The following Arduino program completes the post. Cut and paste the code in your Arduino IDE and download it to complete the project. It will turn the light appliance on when it gets dark and off again in the morning.

/*
  Light Dependent Resistor (LDR) Sensor Analog Reader Sketch
  Program that reads light intensity as an integer value from
  a GL5528 sensor, turns on a light appliance when the
  illuminance is smaller than 10 lx, if the light appliance
  is already off, and turns the light appliance off when the
  illuminance is greater than 80 lx, if the light appliance
  is already on. The program is associated with the "A Light-
  Activated Switch" blog post on https://lagacemichel.com
  MIT License
  Copyright (c) 2020, Michel Lagace
*/

// LDR (photo-resistor) analog input port and light appliance
// digital output port
#define LDR_PORT A0
#define LIGHT_SWITCH 11

// LDR voltage at which to turn the lights on and off
const int V10 = 493; // Analog value when LDR is 10 lx
const int V80 = 184; // Analog value when LDR is 80 lx
const int WaitInterval = 1000; // Interval between each loop

// Light appliance state
static bool LightOn = false;

// Setup the board.
void setup() {
  pinMode(LIGHT_SWITCH,OUTPUT);
  LightOn = false;
  digitalWrite(LIGHT_SWITCH,LightOn);
}

// This is the main loop. It acquires the luminance then turns
// on the light appliance if it is off and the illuminance
// falls below 10 lx (the voltage is above 2.41V), and turns
// off the light appliance if it is on and if the illuminance
// increases above 80 lx (the voltage is below 0.902 V).
void loop() {

  // Get sensor analog value from GL5528 sensor
  int LdrIntegerValue = analogRead(LDR_PORT);
 
  // If light is below 10 lux and currently off, turn on the light
  if (!LightOn && (LdrIntegerValue > V10)) {
    LightOn = true;
  }
  // If light is above 80 lx and currently on, turn off the light
  else if (LightOn && (LdrIntegerValue < V80)) {
    LightOn = false;
  }
  digitalWrite(LIGHT_SWITCH,LightOn);

  // Wait a while before repeating
  delay(WaitInterval);
}

Following the usual header, you will find definitions for LDR_PORT, the analog input port to read illuminance from, and LIGHT_SWITCH, the digital output port to control the light appliance. We then define three constants. First, V10, the voltage above which (or illuminance below which) to turn the light on, V80, the voltage below which (or illuminance above which) to turn the light off, and WaitInterval, a constant in milliseconds determining the time to wait between loops. Finally, the Boolean variable LightOn holds the on or off state of the light appliance, HIGH for turned on and LOW for turned off.

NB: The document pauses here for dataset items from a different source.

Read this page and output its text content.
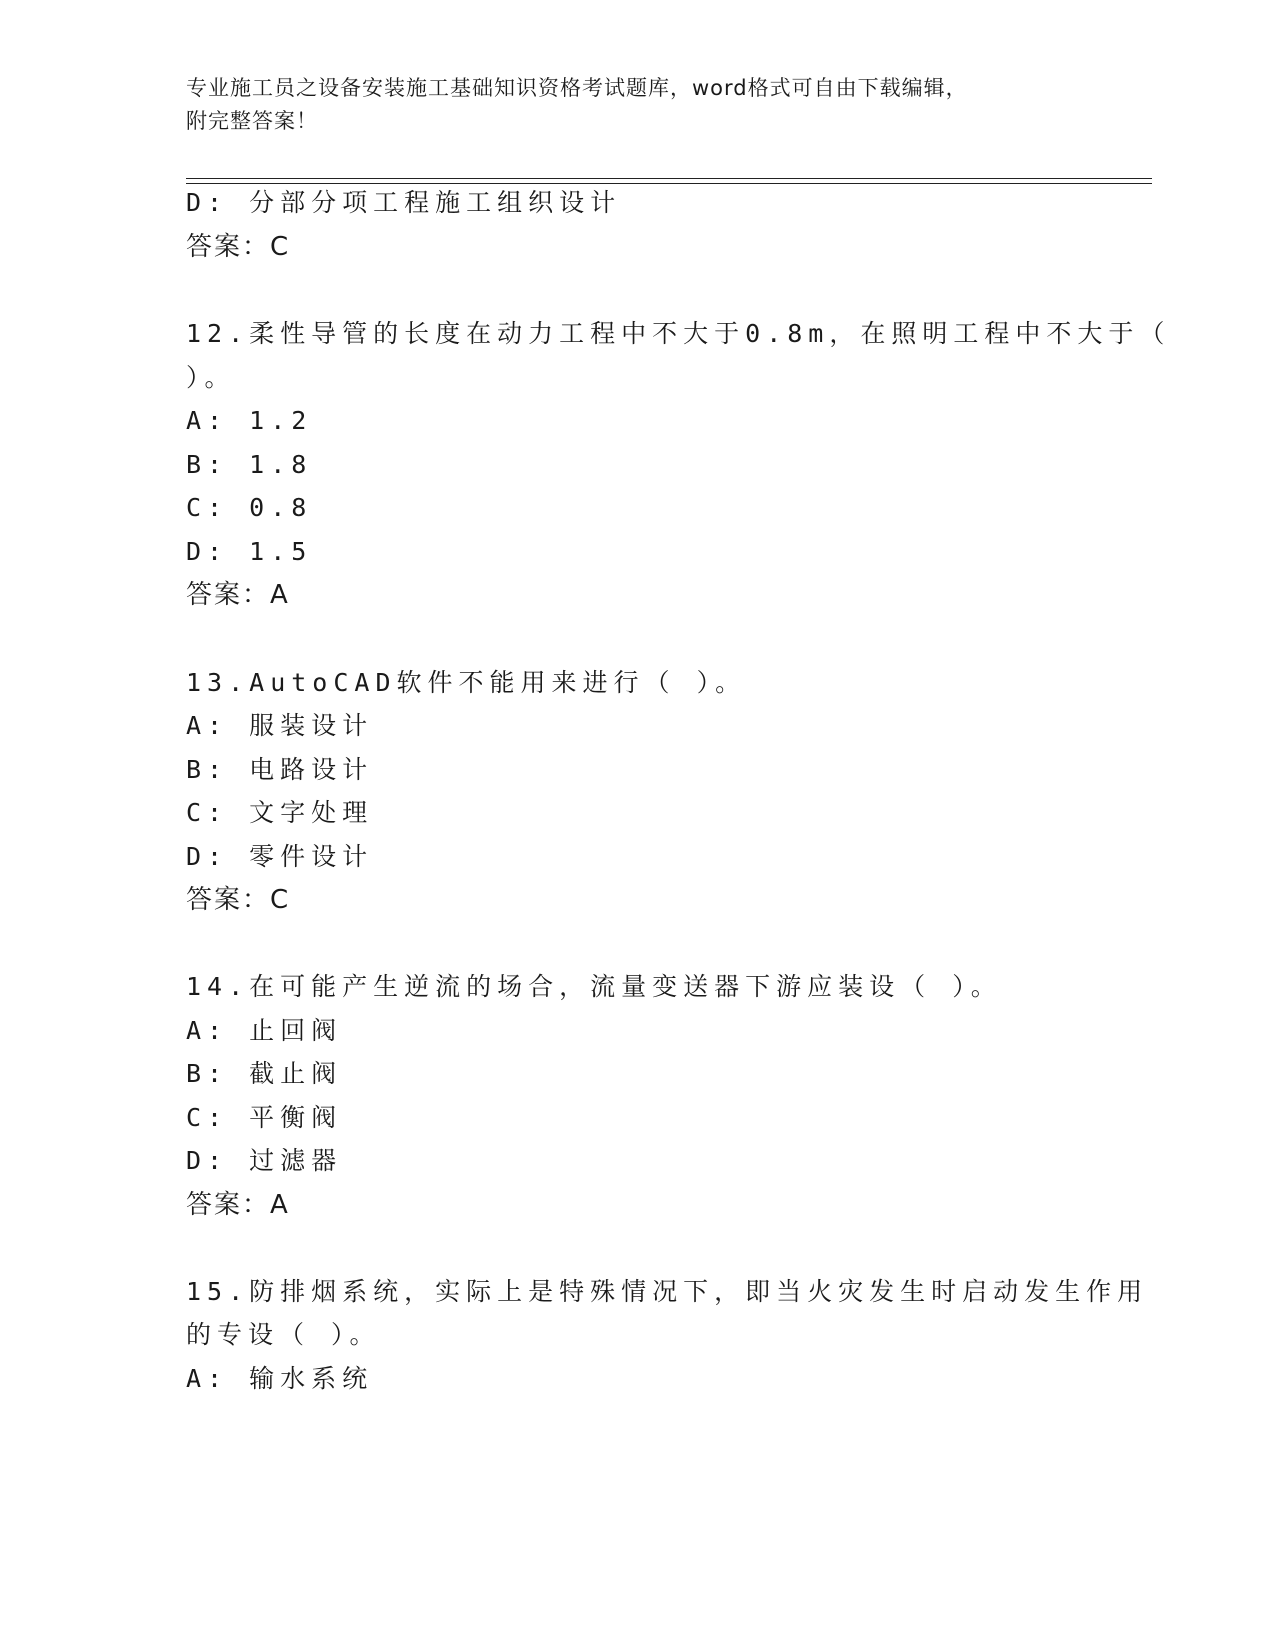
专业施工员之设备安装施工基础知识资格考试题库，word格式可自由下载编辑，
附完整答案！
D: 分部分项工程施工组织设计
答案：C
12.柔性导管的长度在动力工程中不大于0.8m，在照明工程中不大于（
）。
A: 1.2
B: 1.8
C: 0.8
D: 1.5
答案：A
13.AutoCAD软件不能用来进行（ ）。
A: 服装设计
B: 电路设计
C: 文字处理
D: 零件设计
答案：C
14.在可能产生逆流的场合，流量变送器下游应装设（ ）。
A: 止回阀
B: 截止阀
C: 平衡阀
D: 过滤器
答案：A
15.防排烟系统，实际上是特殊情况下，即当火灾发生时启动发生作用
的专设（ ）。
A: 输水系统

In the setup() function, we prepare the light appliance control by setting the LIGHT_SWITCH digital port to OUTPUT, and turn the light appliance off. In the loop() function, we read the analog input into variable LdrIntegerValue. If illuminance is below 10 lux, the voltage above V10, and currently off, turn the light appliance on. If illuminance is above 80 lx, the voltage below V80, and currently on, turn the light appliance off. Wait the prescribed amount of time and repeat.

WARNING:

The project in this post involves household mains high-voltages. Use caution whenever dealing with high-voltage wiring, including following directions carefully and following general safety practices. Safe assembly and operation of this project is the user’s responsibility. If unsure or if local laws prohibit the assembly of high-voltage circuits, get the help of a professional electrician. Do not make changes to the system while the device is plugged in.